Practice Problems (Week 7)

A very common pattern in functional programming is tail recursion. In a tail-recursive function, an extra argument (called the accumulator) is added to the function, where the result is accumulated. These two implementations of list reverse illustrate the point:

-- Not tail recursive
myReverse :: [a] -> [a]
myReverse [] = []
myReverse (x:xs) = xs ++ [x]

-- Tail recursive
myReverse' :: [a] -> [a]
myReverse' xs = myReverseAux xs [] where
  myReverseAux [] ys = ys
  myReverseAux (x:xs) ys = myReverseAux xs (x:ys)

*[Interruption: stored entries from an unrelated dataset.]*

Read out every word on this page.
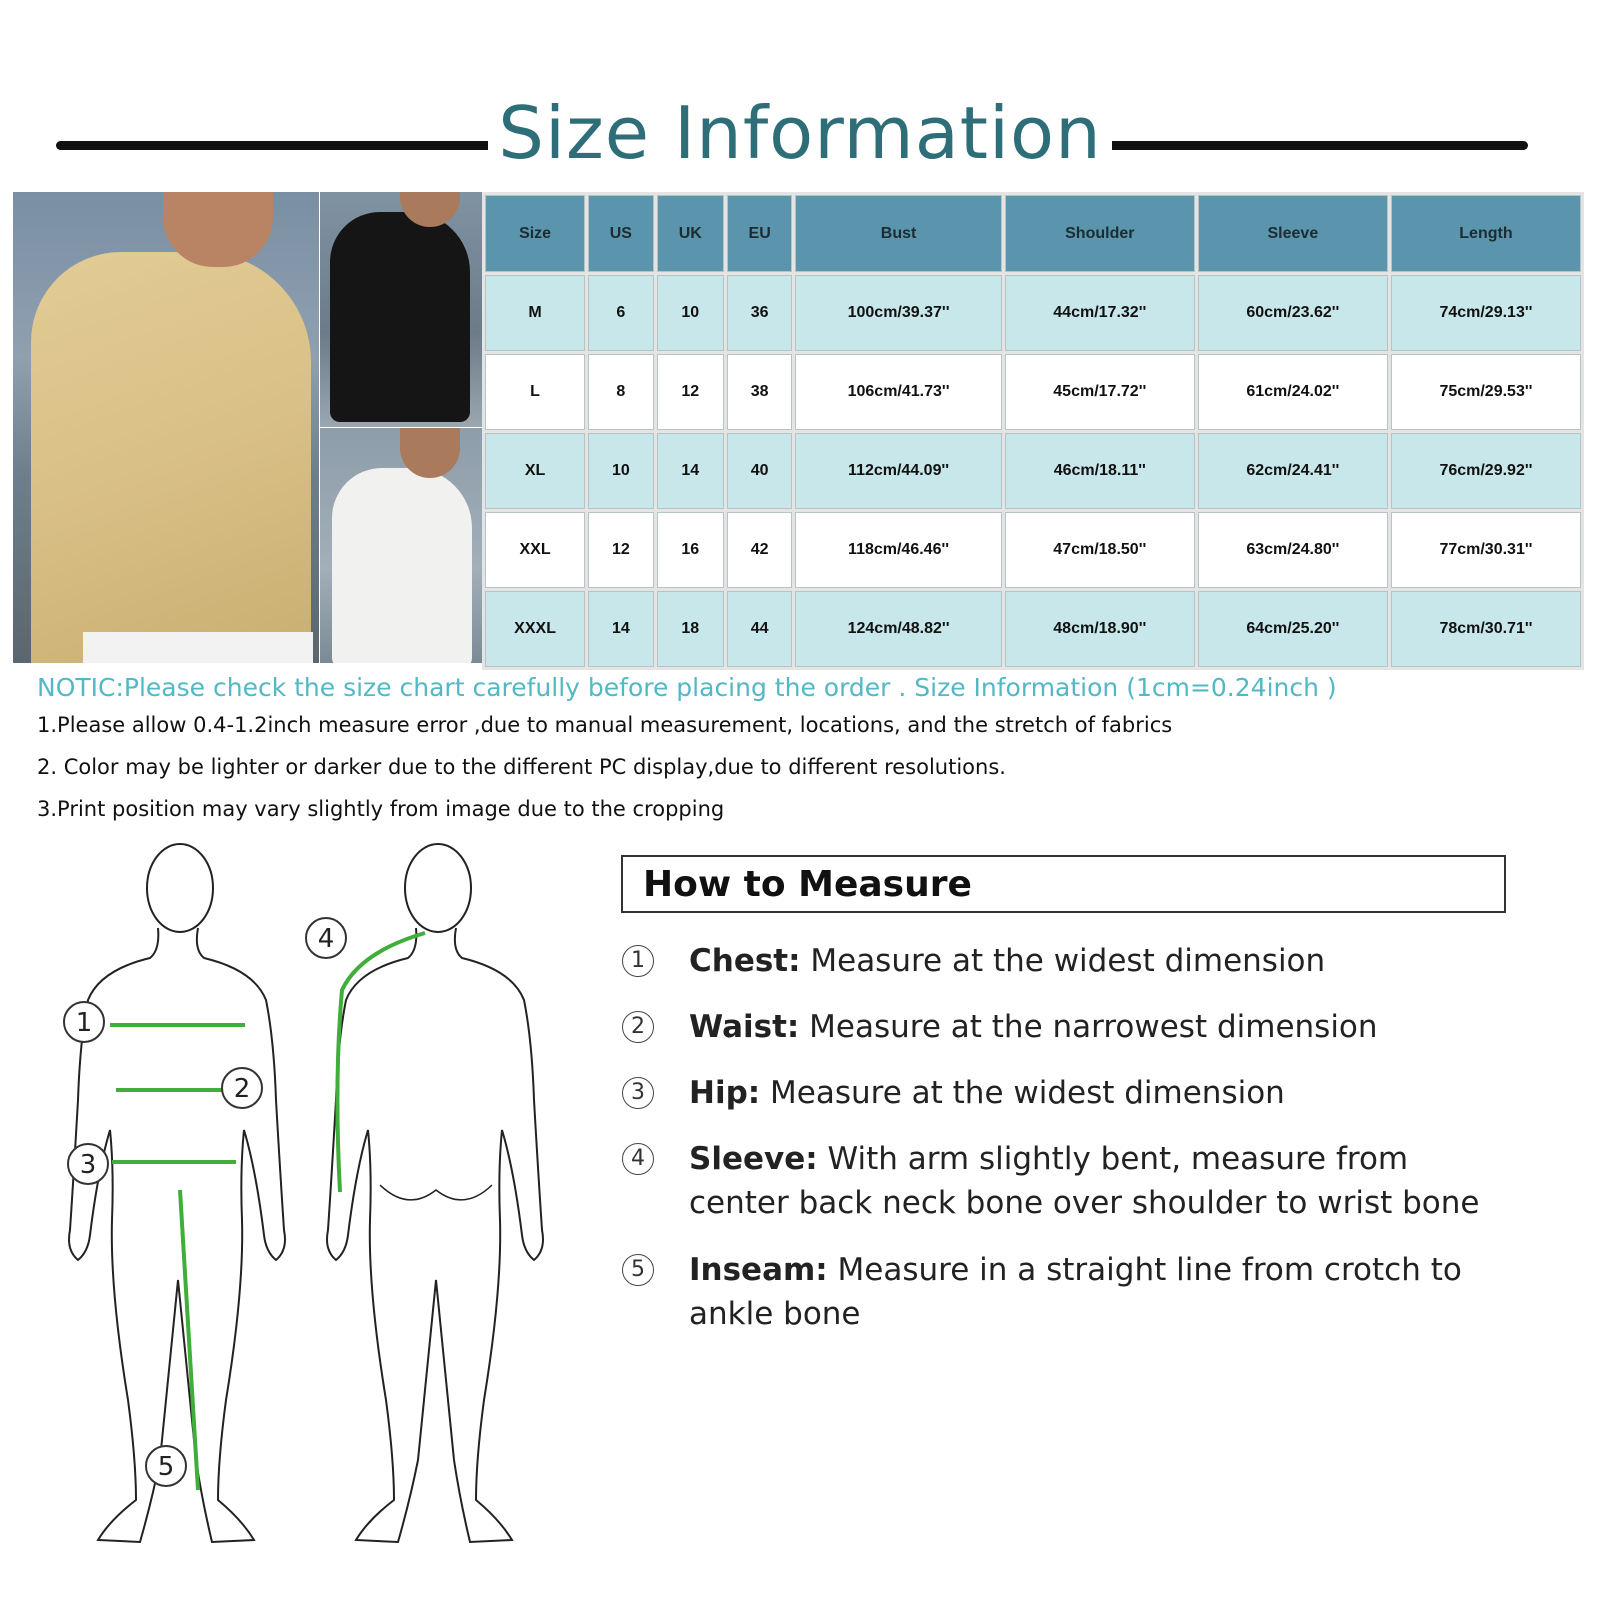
Size Information
Size	US	UK	EU	Bust	Shoulder	Sleeve	Length
M	6	10	36	100cm/39.37''	44cm/17.32''	60cm/23.62''	74cm/29.13''
L	8	12	38	106cm/41.73''	45cm/17.72''	61cm/24.02''	75cm/29.53''
XL	10	14	40	112cm/44.09''	46cm/18.11''	62cm/24.41''	76cm/29.92''
XXL	12	16	42	118cm/46.46''	47cm/18.50''	63cm/24.80''	77cm/30.31''
XXXL	14	18	44	124cm/48.82''	48cm/18.90''	64cm/25.20''	78cm/30.71''
NOTIC:Please check the size chart carefully before placing the order . Size Information (1cm=0.24inch )
1.Please allow 0.4-1.2inch measure error ,due to manual measurement, locations, and the stretch of fabrics
2. Color may be lighter or darker due to the different PC display,due to different resolutions.
3.Print position may vary slightly from image due to the cropping
1
2
3
4
5
How to Measure
1 Chest: Measure at the widest dimension
2 Waist: Measure at the narrowest dimension
3 Hip: Measure at the widest dimension
4 Sleeve: With arm slightly bent, measure from center back neck bone over shoulder to wrist bone
5 Inseam: Measure in a straight line from crotch to ankle bone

The tail recursive style is more difficult to reason about. Usually, their main advantage is that they use less stack memory. In this case though, runtime improves too: myReverse xs is \(O(|\mathit{xs}|^2)\) time, myReverse' xs is \(O(|\mathit{xs}|)\) time. (Think about why that is).

Whenever we introduce auxiliary variables in this manner, we are in effect introducing background state into the computation. This means we could be using the state monad instead. Try it out by completing the following definition:

import Control.Monad.State

myReverse'' :: [a] -> [a]
myReverse'' xs = evalState (myReverseAux xs) [] where
  myReverseAux :: [a] -> State [a] [a]
  myReverseAux []     = undefined -- TODO
  myReverseAux (x:xs) =
    do
      modify undefined -- TODO
      myReverseAux xs

An alternative but equivalent presentation of monads that you sometimes encounter is this:

class AltMonad m where
  returnA :: a -> m a
  joinA   :: m (m a) -> m a
  fmapA   :: (a -> b) -> m a -> m b

That is, instead of using return and >>= as our basic operations, we choose return, join and fmap.

1. Define an AltMonad instance on Maybe

   instance AltMonad Maybe where
     -- returnA :: a -> Maybe a
     returnA = undefined --TODO
     -- joinA :: Maybe(Maybe a) -> Maybe a
     joinA   = undefined --TODO
     -- fmapA :: (a -> b) -> Maybe a -> Maybe b
     fmapA   = undefined --TODO
   

2. Define an AltMonad instance on lists.

   instance AltMonad [] where
     -- returnA :: a -> [a]
     returnA = undefined --TODO
     -- joinA :: [[a]] -> [a]
     joinA   = undefined --TODO
     -- fmapA :: (a -> b) -> [a] -> [b]
     fmapA   = undefined --TODO
   

3. Show how the standard definition of monads follows from the alternative presentation by completing the following instance declaration.

   {-# LANGUAGE FlexibleInstances, UndecidableInstances #-}
   -- put the above line at the top of your file
   instance Monad m => AltMonad m where
     returnA = return
     joinA   = undefined -- TODO
     fmapA   = undefined -- TODO
   

4. Show how the standard definition of monads can be obtained from the alternative presentation by completing the below instance declarations.

   {-# LANGUAGE FlexibleInstances, UndecidableInstances #-}
   -- put the above line at the top of your file
   instance AltMonad m => Functor m where
     fmap = fmapA
   
   instance AltMonad m => Applicative m where
     pure = returnA
     fm <*> xm = joinA $ fmapA (\x -> fmapA ($x) fm) xm
   
   instance AltMonad m ==> Monad m  where
     returnA = return
     (>>=)   = undefined -- TODO
   

5. AltMonad also comes with laws. Here they are:

   fmapA id m             == m
   fmapA (f . g) m        == fmapA f (fmapA g m)
   fmapA f (returnA x)    == returnA(f x)
   fmapA f (joinA mm)     == joinA (fmapA (fmapA f) m)
   joinA(returnA m)       == m
   joinA(fmapA returnA m) == m
   joinA(fmapA joinA mmm) == joinA(joinA mmm)
   

   (At this point, the discerning reader may be able to guess why this presentation is less popular in computer science.) Given your definitions above, can you derive one set of laws from the other, and vice versa?

You may want to comment out the monad instances above once you're done playing with them. They're likely to confuse Haskell by introducing circularities into the type class resolution.